To do this, I used the DNAGedcom Client app to download my ICW file from FTDNA.  I then extracted all the matches who are in common between me and my six relatives (my mother, Dad's four siblings, and their paternal 1c).  I then used the Pajek program to display the information.  This first image was produced using the options "Energy: Kamada-Kawai: separate components"

The program can display the names associated with each point, but I have obviously removed those for privacy reasons.  It is quite clear that there are two main clusters, with sixteen matches spanning the two groups. I spread those sixteen out manually, to make them more obvious, but it's not very easy to see what is happening within the two groups, so next I tried the options "Energy: Fruchterman Reingold: 3D".  Again, I've straightened out the sixteen matches in the middle and this time allocated reference numbers to them, as well as to my relatives:

In this image, as well as the sixteen matches who link to both the paternal and maternal sides of my family, the clusters of matches for each of my father's relatives are more distinct.

(The same information can also be discovered by using a spreadsheet containing all six of the ICW files combined together and creating a pivot table with match names down the rows, and my relatives as the column headings, the table then showing a count of the match names.  By filtering on all those who match my mother, and gradually working through all those who match one or more of my paternal relatives, the full list of people matching both sides of my family can be obtained.

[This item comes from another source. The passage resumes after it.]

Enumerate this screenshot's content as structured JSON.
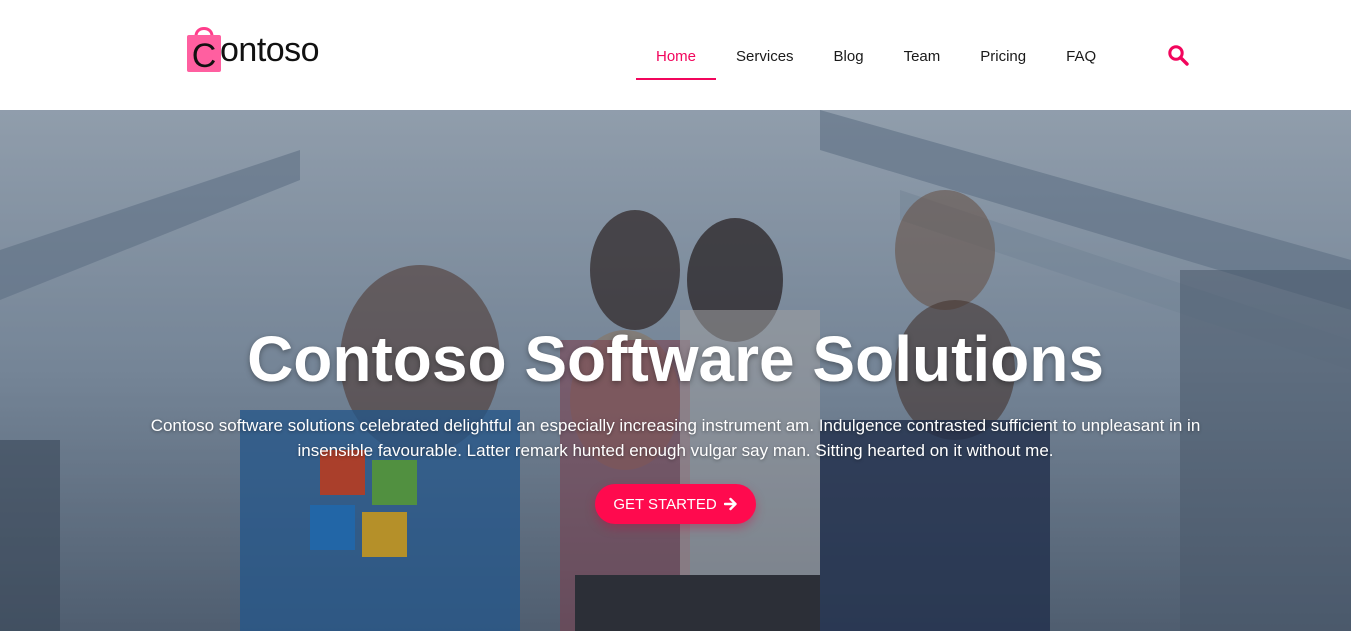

Doing this in a pivot table has the additional benefit that, once the list of people who match both sides is completed, it can be used to pick out the same people from the chromosome browser (CB) file*, so that the actual nature of the matching segments can be examined.

I've allocated matches to the maternal or paternal sides of my family on the basis of who shares the same segment as the match does to me.  However, in the cases where I share two segments with a match (M11 and M14) the segments are each shared by different sides of my family, so that it appears I connect to those matches through both the paternal and the maternal sides of my family:

It will be interesting to see if those matches turn out to be genuine!

Pajek Quick Reference sheet

Picking out the CB data for the "Both" people
There's probably several ways of doing this but, as I am sure there's other people in the same situation that I am in, having to learn it as I go along (and relearn it every time I want to do something similar!) these are the details of what I did:
Having cut and pasted the list of people identified as matching both sides into the first column of a new spreadsheet in the CB file, I pasted the following formula into an empty cell alongside the first match in the CB spreadsheet (replacing the blue text with the appropriate information):  =VLOOKUP([the cell reference of the Full name column for the first match in the CB spreadsheet],'[the name of the new spreadsheet containing the list of people matching both sides]'!A:A,1,FALSE) , where the A is the column in the new spreadsheet containing the list of names who match both sides, so make sure that list is pasted into the first column labelled A.  I then used 'Fill down' to copy the formula to all the cells in the CB column.  The result is the cells either show #N/A, if that match is not on the "Both" list, or the name of the match, if they are on the "Both" list.  I then used the filter function to show just the rows with the match name in and copied all the CB data for those matches into a new spreadsheet, which I used to create the table where I have allocated the matches to maternal and paternal sides.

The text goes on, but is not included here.